RD: When people go to original intent, that is an indefensible theory. Original intent is a dead letter, and it makes the Constitution a dead letter. The Constitution is reflective of man at his most realistic. It was meant to grow to include women and people of color, the only thing it asks is that individuals ally themselves with specific values. Anyone who thinks that women can be denied the vote, or black people can be denied citizenship because it wasn’t in the original intent is not reading the Preamble.

BM: What about those of us who are a little beyond K-12 in age? What makes up the model citizen?

RD: The culture has to breathe these values, we can’t just leave them behind in school. In addition to the curriculum, there are three projects I am putting together. The first one is a play competition among all of the regional theaters in the US. If an artistic director thinks a play can make money and includes it in the season, it will qualify for the competition if it is in some way about America. We need plays that are open to all – not just professional writers – and tell stories of America. Those stories can be amplified by turning a play into a movie, or putting it on television. We already have ample proof that can happen, and that is when Arthur Miller wrote three plays that defined postwar America. I want to pick a winner each year and give the winner a MacArthur size prize. I think this is the best way of saying we share something here, we aren’t so toxic and in the mode of enemies that we can’t find something to share.

I also want to network presidential libraries so that when people visit them they can see debates between opposing views.

Finally, America used to be the favorite subject of Americans and now history classes are so pushed in terms of what they have to cover, everything gets glossed over. I want to create civic clubs outside of the schools, for anyone of any age who has a passion about American history.

BM: How will you create interest in that type of club?

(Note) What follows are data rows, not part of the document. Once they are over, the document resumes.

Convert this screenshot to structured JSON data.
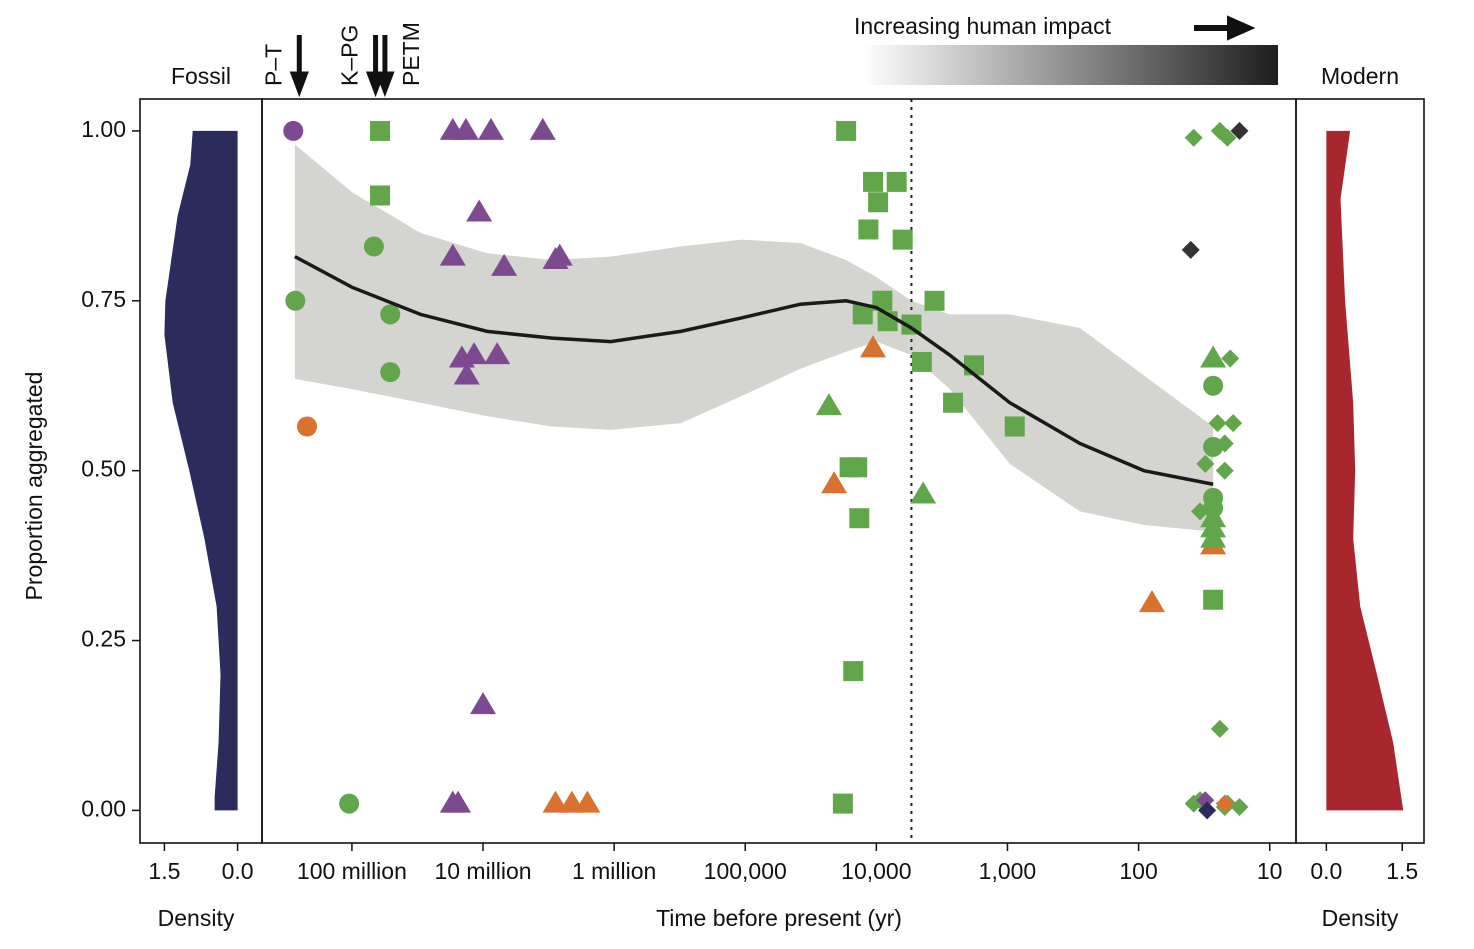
{
  "chart_data": [
    {
      "type": "density",
      "title": "Fossil",
      "xlabel": "Density",
      "ylabel": "Proportion aggregated",
      "xlim": [
        2.0,
        -0.5
      ],
      "xticks": [
        1.5,
        {
          "value": 0,
          "label": "0.0"
        }
      ],
      "ylim": [
        -0.048,
        1.047
      ],
      "yticks": [
        {
          "value": 0,
          "label": "0.00"
        },
        0.25,
        {
          "value": 0.5,
          "label": "0.50"
        },
        0.75,
        {
          "value": 1,
          "label": "1.00"
        }
      ],
      "color": "#2b2c5c",
      "y": [
        1.0,
        0.95,
        0.875,
        0.75,
        0.7,
        0.6,
        0.5,
        0.4,
        0.3,
        0.2,
        0.1,
        0.02,
        0.0
      ],
      "values": [
        0.92,
        0.97,
        1.23,
        1.48,
        1.5,
        1.33,
        0.99,
        0.68,
        0.43,
        0.35,
        0.39,
        0.47,
        0.47
      ]
    },
    {
      "type": "scatter",
      "xlabel": "Time before present (yr)",
      "xscale": "log",
      "xlim": [
        485000000,
        6.3
      ],
      "xticks": [
        {
          "value": 100000000,
          "label": "100 million"
        },
        {
          "value": 10000000,
          "label": "10 million"
        },
        {
          "value": 1000000,
          "label": "1 million"
        },
        {
          "value": 100000,
          "label": "100,000"
        },
        {
          "value": 10000,
          "label": "10,000"
        },
        {
          "value": 1000,
          "label": "1,000"
        },
        100,
        10
      ],
      "ylim": [
        -0.048,
        1.047
      ],
      "annotation": "Increasing human impact",
      "vline": 5400,
      "events": [
        {
          "label": "P–T",
          "x": 252000000
        },
        {
          "label": "K–PG",
          "x": 66000000
        },
        {
          "label": "PETM",
          "x": 56000000
        }
      ],
      "smooth": {
        "color": "#1a1a1a",
        "band_color": "#d4d4d0",
        "x": [
          272000000,
          100000000,
          30000000,
          9300000,
          2980000,
          1060000,
          310000,
          106000,
          38000,
          17000,
          10000,
          5400,
          2750,
          960,
          280,
          91,
          27
        ],
        "values": [
          0.815,
          0.77,
          0.73,
          0.705,
          0.695,
          0.69,
          0.705,
          0.725,
          0.745,
          0.75,
          0.74,
          0.71,
          0.67,
          0.6,
          0.54,
          0.5,
          0.48
        ],
        "upper": [
          0.98,
          0.91,
          0.85,
          0.82,
          0.81,
          0.815,
          0.83,
          0.84,
          0.835,
          0.81,
          0.785,
          0.75,
          0.73,
          0.73,
          0.71,
          0.64,
          0.565
        ],
        "lower": [
          0.635,
          0.62,
          0.6,
          0.58,
          0.565,
          0.56,
          0.57,
          0.61,
          0.65,
          0.675,
          0.69,
          0.67,
          0.62,
          0.51,
          0.44,
          0.42,
          0.41
        ]
      },
      "series": [
        {
          "color": "#7d4a92",
          "marker": "circle",
          "x": [
            280000000
          ],
          "values": [
            1.0
          ]
        },
        {
          "color": "#62a64c",
          "marker": "circle",
          "x": [
            270000000,
            68000000,
            51000000,
            51000000,
            105000000,
            27,
            27,
            27,
            27
          ],
          "values": [
            0.75,
            0.83,
            0.73,
            0.645,
            0.01,
            0.625,
            0.535,
            0.46,
            0.445
          ]
        },
        {
          "color": "#d9712f",
          "marker": "circle",
          "x": [
            220000000
          ],
          "values": [
            0.565
          ]
        },
        {
          "color": "#7d4a92",
          "marker": "triangle",
          "x": [
            17000000,
            13500000,
            8700000,
            3500000,
            10700000,
            17000000,
            6900000,
            2600000,
            2800000,
            14500000,
            11700000,
            7800000,
            13300000,
            10000000,
            17000000,
            15500000
          ],
          "values": [
            1.0,
            1.0,
            1.0,
            1.0,
            0.88,
            0.815,
            0.8,
            0.815,
            0.81,
            0.665,
            0.67,
            0.67,
            0.64,
            0.155,
            0.01,
            0.01
          ]
        },
        {
          "color": "#d9712f",
          "marker": "triangle",
          "x": [
            2800000,
            2100000,
            1600000,
            10600,
            21000,
            79,
            27
          ],
          "values": [
            0.01,
            0.01,
            0.01,
            0.68,
            0.48,
            0.305,
            0.39
          ]
        },
        {
          "color": "#62a64c",
          "marker": "triangle",
          "x": [
            23000,
            4400,
            27,
            27,
            27,
            27
          ],
          "values": [
            0.595,
            0.465,
            0.665,
            0.43,
            0.415,
            0.4
          ]
        },
        {
          "color": "#62a64c",
          "marker": "square",
          "x": [
            61000000,
            61000000,
            17000,
            10600,
            7000,
            9700,
            11500,
            6300,
            9000,
            12700,
            8200,
            5400,
            3600,
            4500,
            1800,
            2600,
            880,
            16000,
            14000,
            13500,
            15000,
            18000,
            27
          ],
          "values": [
            1.0,
            0.905,
            1.0,
            0.925,
            0.925,
            0.895,
            0.855,
            0.84,
            0.75,
            0.73,
            0.72,
            0.715,
            0.75,
            0.66,
            0.655,
            0.6,
            0.565,
            0.505,
            0.505,
            0.43,
            0.205,
            0.01,
            0.31
          ]
        },
        {
          "color": "#62a64c",
          "marker": "diamond",
          "x": [
            38,
            24,
            21,
            20,
            25,
            19,
            22,
            31,
            22,
            34,
            24,
            38,
            34,
            21,
            17,
            22
          ],
          "values": [
            0.99,
            1.0,
            0.99,
            0.665,
            0.57,
            0.57,
            0.54,
            0.51,
            0.5,
            0.44,
            0.12,
            0.01,
            0.015,
            0.01,
            0.005,
            0.005
          ]
        },
        {
          "color": "#333333",
          "marker": "diamond",
          "x": [
            17,
            40
          ],
          "values": [
            1.0,
            0.825
          ]
        },
        {
          "color": "#7d4a92",
          "marker": "diamond",
          "x": [
            31
          ],
          "values": [
            0.015
          ]
        },
        {
          "color": "#d9712f",
          "marker": "diamond",
          "x": [
            22
          ],
          "values": [
            0.01
          ]
        },
        {
          "color": "#2b2c5c",
          "marker": "diamond",
          "x": [
            30
          ],
          "values": [
            0.0
          ]
        }
      ]
    },
    {
      "type": "density",
      "title": "Modern",
      "xlabel": "Density",
      "xlim": [
        -0.6,
        1.93
      ],
      "xticks": [
        {
          "value": 0,
          "label": "0.0"
        },
        1.5
      ],
      "ylim": [
        -0.048,
        1.047
      ],
      "color": "#a8262e",
      "y": [
        1.0,
        0.9,
        0.75,
        0.6,
        0.5,
        0.4,
        0.3,
        0.2,
        0.1,
        0.0
      ],
      "values": [
        0.47,
        0.28,
        0.37,
        0.53,
        0.57,
        0.53,
        0.67,
        1.0,
        1.32,
        1.52
      ]
    }
  ]
}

RD: There used to be an old joke about clubs like Kiwanis – “in America you can always be president of something.” What they meant were clubs like the Elks and Kiwanis, and so on. In a Rube Goldberg kind of way, these clubs were part of the foundation of society. They gave philanthropically; they were available in times of crisis, but over time they became a kind of joke – until Katrina. During Katrina, I was in Europe and Europeans were asking me how we could just abandon a municipality like that. We’ve been in this accelerated decay for a long time. You have to bring citizens together around ideas. We don’t have any sense of history past our own childhood.

There was a reason why we used to send kids to school, and it wasn’t just warehousing them – but it is now. Parents don’t trust the idea of civics because the democratic ones think their kids are going to go to school and come out republican, and republicans think that their kids are going to come out democrats. The fact is, what you’re going to come out with is America.

The central point of American anxiety right now is that all of the verities have been removed. There’s nothing that connects us. No one is responsible. It’s not just Katrina, it’s also how we just go to ‘let the buyer beware.’ We aren’t taught to demand accountability. If you don’t know you can demand it, you won’t. That’s exactly what all of the villains count on. What the system allows for is to teach students how to be citizens, which means learning that they have the right to demand accountability and that there are common values that we all share as Americans.